Demetrio Paolin è tra i più interessanti scrittori italiani. Vive a Torino e, tra le sue attività, vi è anche quella di insegnante di scrittura creativa. Autore di poesie, saggi, racconti e romanzi, ha pubblicato articoli anche su Il Corriere della Sera, Il Manifesto e Il Foglio tra gli altri e su numerosi siti letterari.
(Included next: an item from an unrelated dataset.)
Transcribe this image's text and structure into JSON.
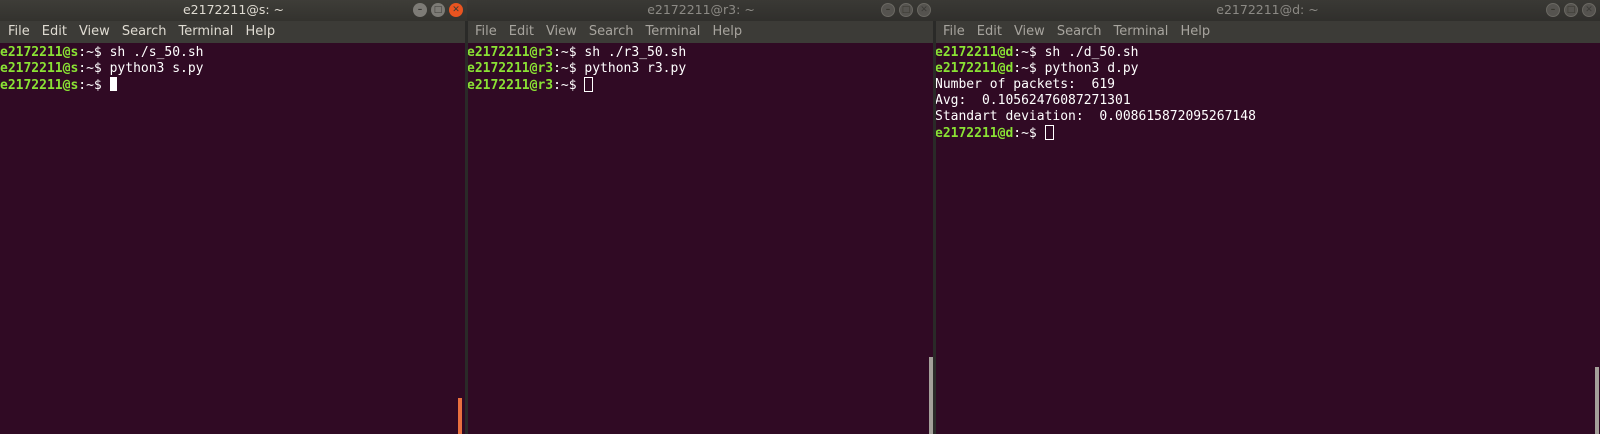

E’ autore dei libri Il pasto grigio, 2005; Una tragedia negata – il racconto degli anni di piombo nella narrativa italiana, 2008, Il maestrale edizioni; Il mio nome è legione, 2009, Transeuropa edizioni; La seconda persona, 2011, Transeuropa edizioni; Non fate troppi pettegolezzi, 2014, LiberAria; Conforme alla gloria, 2016, Voland edizioni

In questi mesi ho letto due libri molto belli, di cui per un motivo o per un altro non sono riuscito a parlare come volevo sui giornali o sui siti e, ora, trovo ospitalità su L’Ottavo. I libri in questione sono “Malacarne” di Annacarla Valeriano e “Antigone e la filosofia” con la curatela di Pietro Montani, entrambi i testi editi da Donzelli editore. Io penso che siano due testi, non facili non immediati, ma da dover leggere. Ci sono due temi di fondo che li accomunano: il tema della pietas e il tema del rapporto tra corpo e politica. In realtà questi due temi si intrecciano in modo così stretto che è difficile districarlo. Mi ha colpito molto in Malacarne la descrizione del metodo con cui il fascismo costruisce intorno a un certo tipo di figura femminile la marginalità e la follia, e dico costruito perché ovviamente è un atto voluto, cercato, che non ha nessun supporto medico o clinico, ma che si basa su un assunto semplice: ciò che è altro da me deve essere messo in un luogo che io non posso vedere. Questa prigionia del corpo delle donne, la loro segregazione è per me molto simile, non identica né uguale, ma simile, perché ne condivide il retaggio, a ciò che sarà la concentrazione dei lager nazifascisti. La privazione della libertà, dell’esistenza, parte dalla lenta e continua di distruzione del corpo, perché niente è più scandalosamente politico che un corpo, niente più del semplice esistere del corpo produce in un regime totalitario una reazione violenta. Essere corpo significa rivendicare la propria singolarità e questo è forse il più grave degli atti di ribellione: affermare la propria esistenza biologica e fisiologica. Se poi a dichiarare questo è una donna, in una società maschile e patriarcale, ecco che si capisce la profonda portata di questo atto; la maggior parte delle storie raccontate in Malacarne riguarda appunto donne che semplicemente dichiarano di essere tali e per questo motivo, per lo spavento che destano, vengono chiuse e private della libertà e della loro fisicità.

Il corpo quindi è uno dei luoghi dove l’azione politica è più evidente, in questo senso la riflessione che negli anni i grandi filosofi hanno riservato al mito di Antigone penso che sia dovuta a questo. Antigone, proprio perché donna, va contro le leggi, perché appunto sa che il corpo non sepolto è scandalo, perché sa che occuparsi di quel corpo è un atto di ribellione in cui si afferma la possibilità di essere se stessi; seppellire un corpo morto non è solo un atto di civiltà, che è la base del mito di Antigone, ma rappresenta anche un modo di affermare che prima di tutto siamo il corpo che esiste su questa terra, che ogni politica deve tenere conto che noi siamo esseri dotati di corpo, che le offese al corpo – siano esse le molestie, gli atti di bullismo, le segregazioni – producono una diminuzione della qualità del nostro vivere civile.

Non voglio dire che il corpo è un santuario o cose di questo genere, ma semplicemente affermare che dimenticare che siamo corpo significa dimenticarsi che siamo esseri umani, significa dimenticare che “l’Io penso” cartesiano ha come suo fondamento il fatto di essere due braccia, due gambe, un certo numero di metri quadri di pelle, terminazioni nervose, intestini e vene.
Infine, quindi, sono questi due libri importanti perché la politica dovrebbe incominciare a tenere conto che i cittadini sono prima di tutto un corpo.